Bursik’s effort to bring a top quality dining experience to a rock bar is part of a growing movement in Washington, DC, where chefs are increasingly ditching the trappings of fine dinning for a more relaxed, and inexpensive atmosphere. “I believe bar food does not have to come from a frozen bag; you can make good food from scratch and serve it at reasonable prices.” says Bursik.
New items include The Havana from Savannah, a grilled delight featuring homemade North Carolina-style pulled pork (also available as a sandwich itself), but topped with ham, Swiss, mustard and pickles. The Fried Chicken is marinated 24 hours, then fried to a crispy finish. Bursik also offers up a vegetarian take on the South’s classic Red Beans and Rice that is as smokey and hardy as the pork-based original.
For a snack, try Spiced Pecans, Pimento Cheese Deviled Eggs, or Fried Green Tomatoes with Tabasco aioli. And there’s the Mason Dixon Line Popcorn Chicken — above the line it’s the classic Buffalo-style, while below you are treated to bourbon fig glaze.
Of course, Bursik hasn’t abandoned the classic burgers and hand-cut fries that helped make DC9 a neighborhood favorite in Washington’s popular U St Corridor. But even here Bursik’s touch can be seen. The novel Conservationist Burger features a seasonal conserve or pickle, the new Black Smith Burger comes rubbed in cajun spices then covered with bleu cheese, caramelized onions and blackened aioli, and the sure-to- become a favorite Herbert Burger: topped with fried green tomato,
applewood smoked bacon and Tabasco aioli.
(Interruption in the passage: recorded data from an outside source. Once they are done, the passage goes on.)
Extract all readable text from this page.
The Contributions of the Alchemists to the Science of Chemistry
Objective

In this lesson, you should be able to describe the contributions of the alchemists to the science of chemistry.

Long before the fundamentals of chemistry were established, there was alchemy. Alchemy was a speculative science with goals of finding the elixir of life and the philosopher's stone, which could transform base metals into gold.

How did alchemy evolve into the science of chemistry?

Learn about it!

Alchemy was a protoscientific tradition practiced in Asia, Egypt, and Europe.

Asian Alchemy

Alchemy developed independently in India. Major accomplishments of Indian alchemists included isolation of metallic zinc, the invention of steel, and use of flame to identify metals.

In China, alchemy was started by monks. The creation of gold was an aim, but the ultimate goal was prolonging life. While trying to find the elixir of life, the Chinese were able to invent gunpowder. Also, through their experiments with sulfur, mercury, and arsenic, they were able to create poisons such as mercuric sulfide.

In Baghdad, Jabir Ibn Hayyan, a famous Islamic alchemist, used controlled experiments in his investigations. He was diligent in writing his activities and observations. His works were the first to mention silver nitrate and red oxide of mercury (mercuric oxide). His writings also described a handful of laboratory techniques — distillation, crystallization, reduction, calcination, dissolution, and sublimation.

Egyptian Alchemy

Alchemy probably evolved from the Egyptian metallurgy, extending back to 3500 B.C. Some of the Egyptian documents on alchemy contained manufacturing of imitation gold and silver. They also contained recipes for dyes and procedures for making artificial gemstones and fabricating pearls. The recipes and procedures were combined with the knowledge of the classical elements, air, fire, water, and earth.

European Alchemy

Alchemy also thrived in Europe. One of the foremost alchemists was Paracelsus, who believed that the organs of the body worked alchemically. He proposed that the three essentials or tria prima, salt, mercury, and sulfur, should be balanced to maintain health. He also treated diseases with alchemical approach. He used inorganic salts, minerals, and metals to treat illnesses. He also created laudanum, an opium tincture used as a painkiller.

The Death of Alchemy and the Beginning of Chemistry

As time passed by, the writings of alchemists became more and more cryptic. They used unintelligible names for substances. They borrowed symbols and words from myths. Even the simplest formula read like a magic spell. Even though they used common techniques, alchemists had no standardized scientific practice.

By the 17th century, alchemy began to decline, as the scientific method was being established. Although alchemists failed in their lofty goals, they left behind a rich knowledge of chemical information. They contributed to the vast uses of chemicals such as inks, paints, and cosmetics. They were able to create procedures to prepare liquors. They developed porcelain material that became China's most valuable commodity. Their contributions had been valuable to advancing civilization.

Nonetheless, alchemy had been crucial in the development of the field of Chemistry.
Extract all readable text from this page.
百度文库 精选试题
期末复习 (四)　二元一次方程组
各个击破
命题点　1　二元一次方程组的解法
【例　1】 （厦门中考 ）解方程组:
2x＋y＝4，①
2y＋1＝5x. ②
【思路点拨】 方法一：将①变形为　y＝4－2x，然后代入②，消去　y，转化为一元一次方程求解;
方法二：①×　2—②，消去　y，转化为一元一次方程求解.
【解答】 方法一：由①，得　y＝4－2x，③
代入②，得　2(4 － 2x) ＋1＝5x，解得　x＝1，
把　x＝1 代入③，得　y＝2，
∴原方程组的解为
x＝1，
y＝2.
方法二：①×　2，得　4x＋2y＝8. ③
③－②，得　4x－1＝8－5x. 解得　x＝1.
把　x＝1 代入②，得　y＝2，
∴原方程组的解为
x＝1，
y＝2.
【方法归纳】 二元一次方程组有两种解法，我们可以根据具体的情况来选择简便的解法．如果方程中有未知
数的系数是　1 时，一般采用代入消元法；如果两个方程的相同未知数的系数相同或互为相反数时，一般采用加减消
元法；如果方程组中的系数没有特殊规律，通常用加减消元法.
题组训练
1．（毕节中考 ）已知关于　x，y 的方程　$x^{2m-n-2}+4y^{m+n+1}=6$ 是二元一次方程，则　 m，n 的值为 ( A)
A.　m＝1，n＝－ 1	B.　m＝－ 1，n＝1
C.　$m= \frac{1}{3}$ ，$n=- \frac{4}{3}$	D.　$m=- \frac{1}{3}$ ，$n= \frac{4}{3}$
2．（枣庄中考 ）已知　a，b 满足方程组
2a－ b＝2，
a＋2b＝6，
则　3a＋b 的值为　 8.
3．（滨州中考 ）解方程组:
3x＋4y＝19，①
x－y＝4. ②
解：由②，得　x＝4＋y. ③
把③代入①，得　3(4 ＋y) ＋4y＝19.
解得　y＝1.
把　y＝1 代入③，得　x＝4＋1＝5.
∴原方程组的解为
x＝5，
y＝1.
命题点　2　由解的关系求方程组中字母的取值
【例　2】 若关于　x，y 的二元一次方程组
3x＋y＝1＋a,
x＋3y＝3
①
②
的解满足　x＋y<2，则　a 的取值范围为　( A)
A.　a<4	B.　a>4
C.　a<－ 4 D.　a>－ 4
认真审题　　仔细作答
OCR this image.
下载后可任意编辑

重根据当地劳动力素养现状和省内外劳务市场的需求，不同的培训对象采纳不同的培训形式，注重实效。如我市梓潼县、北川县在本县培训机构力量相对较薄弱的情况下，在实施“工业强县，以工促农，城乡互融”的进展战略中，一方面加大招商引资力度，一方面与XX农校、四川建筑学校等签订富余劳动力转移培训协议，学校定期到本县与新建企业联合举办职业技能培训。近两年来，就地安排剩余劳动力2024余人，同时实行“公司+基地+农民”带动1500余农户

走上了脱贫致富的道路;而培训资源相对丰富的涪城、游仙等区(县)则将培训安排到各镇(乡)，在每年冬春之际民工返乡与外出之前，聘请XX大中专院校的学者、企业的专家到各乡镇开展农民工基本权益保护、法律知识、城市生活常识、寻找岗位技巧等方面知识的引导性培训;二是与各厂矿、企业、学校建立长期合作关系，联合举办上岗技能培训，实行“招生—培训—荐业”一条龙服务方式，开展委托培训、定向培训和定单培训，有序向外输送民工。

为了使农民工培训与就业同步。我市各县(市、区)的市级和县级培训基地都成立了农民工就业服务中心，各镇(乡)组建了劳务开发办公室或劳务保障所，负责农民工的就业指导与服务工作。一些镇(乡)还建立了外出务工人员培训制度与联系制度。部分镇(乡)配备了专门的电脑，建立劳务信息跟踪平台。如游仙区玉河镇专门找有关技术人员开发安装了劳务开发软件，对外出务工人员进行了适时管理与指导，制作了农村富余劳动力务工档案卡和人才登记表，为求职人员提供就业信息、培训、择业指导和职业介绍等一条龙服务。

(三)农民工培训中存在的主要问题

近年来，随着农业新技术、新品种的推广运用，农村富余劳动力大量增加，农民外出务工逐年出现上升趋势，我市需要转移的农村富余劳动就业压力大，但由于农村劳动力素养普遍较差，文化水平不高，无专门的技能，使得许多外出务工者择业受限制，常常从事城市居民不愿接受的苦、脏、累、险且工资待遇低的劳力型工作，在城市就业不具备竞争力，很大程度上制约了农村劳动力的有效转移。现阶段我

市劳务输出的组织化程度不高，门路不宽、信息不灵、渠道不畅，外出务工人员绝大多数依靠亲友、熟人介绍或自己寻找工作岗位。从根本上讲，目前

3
All burgers are available in veggie versions, all are customizable, and all sauces are made in-house.
Prior to taking the reigns at DC9, Bursik worked for James Beard Award-winning and former White House Chef Frank Ruta at Palena. Before that, Bursik cooked under rising culinary star Barton Seaver at Hook.
DC9’s kitchen is open 5-10:30pm Sunday to Thursday and 5- 11pm Friday and Saturday. Food service is available on all open floors. The first floor jukebox bar is open seven nights a week with no cover. The second floor hosts national and local bands, or live DJs most nights of the week. And, the roof top bar is open every night, weather permitting.”